10.    Wenn Sie die Rechtsmeinung vertreten, Art. 81c B-VG stelle eine Lockerung des Legalitätsprinzips dar: Um die Materie der Studiengebühren autonom normieren zu können, bräuchten die Universitäten nicht nur eine verfassungsgesetzliche Grundlage - auch das einfachgesetzliche Recht musste mit derartigen Regelungen vereinbar sein. Auch nach einem allfälligen Außerkrafttreten der vom VfGH für verfassungswidrig erkannten Bestimmungen bleibt Ihre Verpflichtung nach § 91 Abs. 6 UG bestehen, näheres zur Einhebung der Studiengebühren durch Verordnung festzulegen. Wie gedenken Sie als Bundesminister, der unstrittig an das Legalitätsprinzip gebunden ist, eine solche Verordnung zu erlassen, wenn diese sich nicht auf die 21 Satzungen der Universitäten - die bloße Verordnungen und keine gesetzliche Grundlage im Sinne des Art. 18 Abs. 1 B-VG sind - stützen darf? Wie ist diese Bestimmung Ihrer Meinung nach mit einer autonomen Normierung der Studiengebühren durch die Universitäten vereinbar, nachdem die Regelung der Einhebung ausdrücklich Ihnen vorbehalten ist und Ihnen aber eine materielle gesetzliche Grundlage für eine Zahlungsverpflichtung, auf die sich die Einhebung stützen könnte, fehlt?

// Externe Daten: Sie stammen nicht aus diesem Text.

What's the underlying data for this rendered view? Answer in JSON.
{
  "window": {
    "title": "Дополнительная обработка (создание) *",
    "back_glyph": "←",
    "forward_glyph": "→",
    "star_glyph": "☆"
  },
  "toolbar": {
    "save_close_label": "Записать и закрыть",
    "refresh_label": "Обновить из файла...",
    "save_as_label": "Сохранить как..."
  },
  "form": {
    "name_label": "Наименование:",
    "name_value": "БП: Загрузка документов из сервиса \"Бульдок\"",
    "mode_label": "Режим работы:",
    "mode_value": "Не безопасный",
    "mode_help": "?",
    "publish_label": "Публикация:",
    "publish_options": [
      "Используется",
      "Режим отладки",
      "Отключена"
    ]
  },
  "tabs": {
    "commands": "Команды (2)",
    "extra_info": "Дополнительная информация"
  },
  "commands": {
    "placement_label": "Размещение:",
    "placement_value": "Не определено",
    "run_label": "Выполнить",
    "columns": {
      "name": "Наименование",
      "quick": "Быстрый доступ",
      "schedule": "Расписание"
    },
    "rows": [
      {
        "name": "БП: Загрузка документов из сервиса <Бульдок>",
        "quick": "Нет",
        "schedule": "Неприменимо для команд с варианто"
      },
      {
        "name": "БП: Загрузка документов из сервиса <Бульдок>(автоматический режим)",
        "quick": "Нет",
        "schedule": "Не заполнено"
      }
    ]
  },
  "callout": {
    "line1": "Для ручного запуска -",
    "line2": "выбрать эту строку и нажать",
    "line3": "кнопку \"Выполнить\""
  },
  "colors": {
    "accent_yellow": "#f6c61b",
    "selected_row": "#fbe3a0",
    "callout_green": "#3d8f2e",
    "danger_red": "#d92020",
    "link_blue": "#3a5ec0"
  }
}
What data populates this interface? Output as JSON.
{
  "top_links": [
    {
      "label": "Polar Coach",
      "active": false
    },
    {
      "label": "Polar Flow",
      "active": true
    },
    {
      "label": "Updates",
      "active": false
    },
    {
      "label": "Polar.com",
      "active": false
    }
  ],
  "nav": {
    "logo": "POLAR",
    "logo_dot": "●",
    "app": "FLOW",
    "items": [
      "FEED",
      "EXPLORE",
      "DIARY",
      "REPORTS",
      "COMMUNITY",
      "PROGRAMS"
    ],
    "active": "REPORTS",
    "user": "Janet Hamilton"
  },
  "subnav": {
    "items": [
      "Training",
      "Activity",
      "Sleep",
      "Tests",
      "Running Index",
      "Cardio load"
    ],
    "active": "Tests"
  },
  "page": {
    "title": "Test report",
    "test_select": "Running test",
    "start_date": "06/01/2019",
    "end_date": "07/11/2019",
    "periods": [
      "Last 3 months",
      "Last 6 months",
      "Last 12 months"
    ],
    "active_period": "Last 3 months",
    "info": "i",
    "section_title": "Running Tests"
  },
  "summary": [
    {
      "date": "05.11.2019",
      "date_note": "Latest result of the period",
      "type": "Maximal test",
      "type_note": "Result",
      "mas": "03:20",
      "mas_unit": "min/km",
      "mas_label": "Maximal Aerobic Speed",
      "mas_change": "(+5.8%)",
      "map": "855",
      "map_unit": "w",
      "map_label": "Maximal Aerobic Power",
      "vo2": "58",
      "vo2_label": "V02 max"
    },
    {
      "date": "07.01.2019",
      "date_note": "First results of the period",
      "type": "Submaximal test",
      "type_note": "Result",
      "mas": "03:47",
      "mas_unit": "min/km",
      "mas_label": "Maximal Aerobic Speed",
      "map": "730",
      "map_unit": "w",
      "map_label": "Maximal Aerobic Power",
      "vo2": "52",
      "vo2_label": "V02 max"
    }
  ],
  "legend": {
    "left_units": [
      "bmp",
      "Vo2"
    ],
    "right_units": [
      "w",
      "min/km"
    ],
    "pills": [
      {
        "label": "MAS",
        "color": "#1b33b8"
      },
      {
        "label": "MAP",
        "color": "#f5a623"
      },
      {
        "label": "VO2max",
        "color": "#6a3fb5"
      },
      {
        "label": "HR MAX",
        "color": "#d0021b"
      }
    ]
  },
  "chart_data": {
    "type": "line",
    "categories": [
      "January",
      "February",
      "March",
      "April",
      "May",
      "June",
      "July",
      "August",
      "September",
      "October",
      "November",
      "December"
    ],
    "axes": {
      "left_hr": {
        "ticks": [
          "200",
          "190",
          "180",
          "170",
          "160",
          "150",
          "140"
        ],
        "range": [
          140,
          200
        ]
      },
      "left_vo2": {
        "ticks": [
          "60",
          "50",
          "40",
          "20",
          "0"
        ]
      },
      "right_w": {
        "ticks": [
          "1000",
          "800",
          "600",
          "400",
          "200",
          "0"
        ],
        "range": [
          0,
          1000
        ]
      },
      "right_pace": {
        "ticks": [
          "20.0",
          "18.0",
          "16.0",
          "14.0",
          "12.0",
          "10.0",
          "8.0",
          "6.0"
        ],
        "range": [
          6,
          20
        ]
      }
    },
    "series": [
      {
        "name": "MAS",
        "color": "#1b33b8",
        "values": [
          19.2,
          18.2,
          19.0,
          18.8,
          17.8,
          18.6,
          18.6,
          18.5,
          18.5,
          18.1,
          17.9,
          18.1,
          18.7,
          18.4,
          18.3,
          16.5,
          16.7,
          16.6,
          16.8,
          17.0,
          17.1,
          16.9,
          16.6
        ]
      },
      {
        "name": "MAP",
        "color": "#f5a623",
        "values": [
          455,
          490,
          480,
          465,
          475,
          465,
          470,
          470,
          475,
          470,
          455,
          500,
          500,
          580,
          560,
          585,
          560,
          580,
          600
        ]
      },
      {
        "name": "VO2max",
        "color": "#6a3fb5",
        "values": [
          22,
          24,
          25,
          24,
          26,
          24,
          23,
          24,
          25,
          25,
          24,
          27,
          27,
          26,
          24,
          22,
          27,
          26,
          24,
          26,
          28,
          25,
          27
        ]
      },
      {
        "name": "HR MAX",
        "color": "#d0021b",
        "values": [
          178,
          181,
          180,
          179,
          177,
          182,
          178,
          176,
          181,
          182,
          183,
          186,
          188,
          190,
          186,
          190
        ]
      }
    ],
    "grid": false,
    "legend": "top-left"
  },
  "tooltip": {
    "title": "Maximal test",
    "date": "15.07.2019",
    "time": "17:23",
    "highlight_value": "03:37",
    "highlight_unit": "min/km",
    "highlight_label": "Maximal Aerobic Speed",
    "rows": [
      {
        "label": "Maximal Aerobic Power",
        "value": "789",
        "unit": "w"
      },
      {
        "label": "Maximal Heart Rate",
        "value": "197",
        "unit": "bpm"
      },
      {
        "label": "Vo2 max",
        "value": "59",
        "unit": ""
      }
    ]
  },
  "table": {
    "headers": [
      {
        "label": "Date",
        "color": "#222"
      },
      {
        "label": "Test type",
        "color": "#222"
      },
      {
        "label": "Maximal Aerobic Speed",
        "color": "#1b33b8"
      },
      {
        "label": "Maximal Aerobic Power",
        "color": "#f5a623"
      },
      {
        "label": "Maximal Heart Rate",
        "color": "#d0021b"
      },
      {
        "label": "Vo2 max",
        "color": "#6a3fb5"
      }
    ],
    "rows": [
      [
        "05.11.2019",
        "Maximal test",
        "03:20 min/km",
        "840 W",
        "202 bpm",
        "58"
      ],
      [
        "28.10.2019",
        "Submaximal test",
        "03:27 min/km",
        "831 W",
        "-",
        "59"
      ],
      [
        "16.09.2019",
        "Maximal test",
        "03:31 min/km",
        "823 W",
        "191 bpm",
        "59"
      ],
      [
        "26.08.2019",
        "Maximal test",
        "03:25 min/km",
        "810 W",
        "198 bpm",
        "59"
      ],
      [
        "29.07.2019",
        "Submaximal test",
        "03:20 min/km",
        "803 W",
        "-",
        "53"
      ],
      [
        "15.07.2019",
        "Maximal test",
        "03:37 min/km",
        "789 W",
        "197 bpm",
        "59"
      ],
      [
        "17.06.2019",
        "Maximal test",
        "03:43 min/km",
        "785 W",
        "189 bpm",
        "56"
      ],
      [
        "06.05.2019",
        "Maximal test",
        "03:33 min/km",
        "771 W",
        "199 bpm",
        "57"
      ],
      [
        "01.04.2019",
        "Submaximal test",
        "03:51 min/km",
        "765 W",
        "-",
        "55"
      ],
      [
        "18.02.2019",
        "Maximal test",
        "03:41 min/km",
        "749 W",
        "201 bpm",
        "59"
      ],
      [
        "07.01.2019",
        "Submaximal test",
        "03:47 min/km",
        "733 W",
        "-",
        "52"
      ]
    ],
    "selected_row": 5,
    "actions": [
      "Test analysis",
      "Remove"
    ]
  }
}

11.               Wenn Sie die Rechtsmeinung vertreten, Art. 81c B-VG stelle eine Lockerung des Legalitätsprinzips dar: Nach den verbleibenden Regelungen des UG 2002 besteht ein subjektives Recht auf Zulassung. Nicht einbezahlte Studiengebühren sind dabei nur dann ein rechtmäßiger Versagungsgrund, wenn sie von Studierenden „gemäß § 91 Abs. 2“ nicht entrichtet wurden (§ 61 Abs. 1 leg. cit.). Studierende gemäß § 91 Abs. 2 gäbe es nach Auslaufen der entsprechenden Regelung nicht mehr. Bei systematischer Interpretation von § 62 Abs. 2 Z 1 (Meldung der Fortsetzung) kommt zu dem Schluss, dass auch dort nur dieselben Studienbeiträge wie in § 61 Abs. 1 gemeint sein können, also die Studienbeiträge der Studierenden gemäß § 91 Abs. 2. Ein Erlöschen der Zulassung (§ 68) kommt mangels eines entsprechenden Tatbestandes nicht in Frage. Was sind Ihrer Meinung nach die Rechtsfolgen, wenn Studierende autonom normierte Studiengebühren nicht einzahlen würden, insbesondere im Hinblick auf die Zulassung, Meldung der Fortsetzung, Erlöschen der Zulassung sowie die Behandlung im Studienbetrieb?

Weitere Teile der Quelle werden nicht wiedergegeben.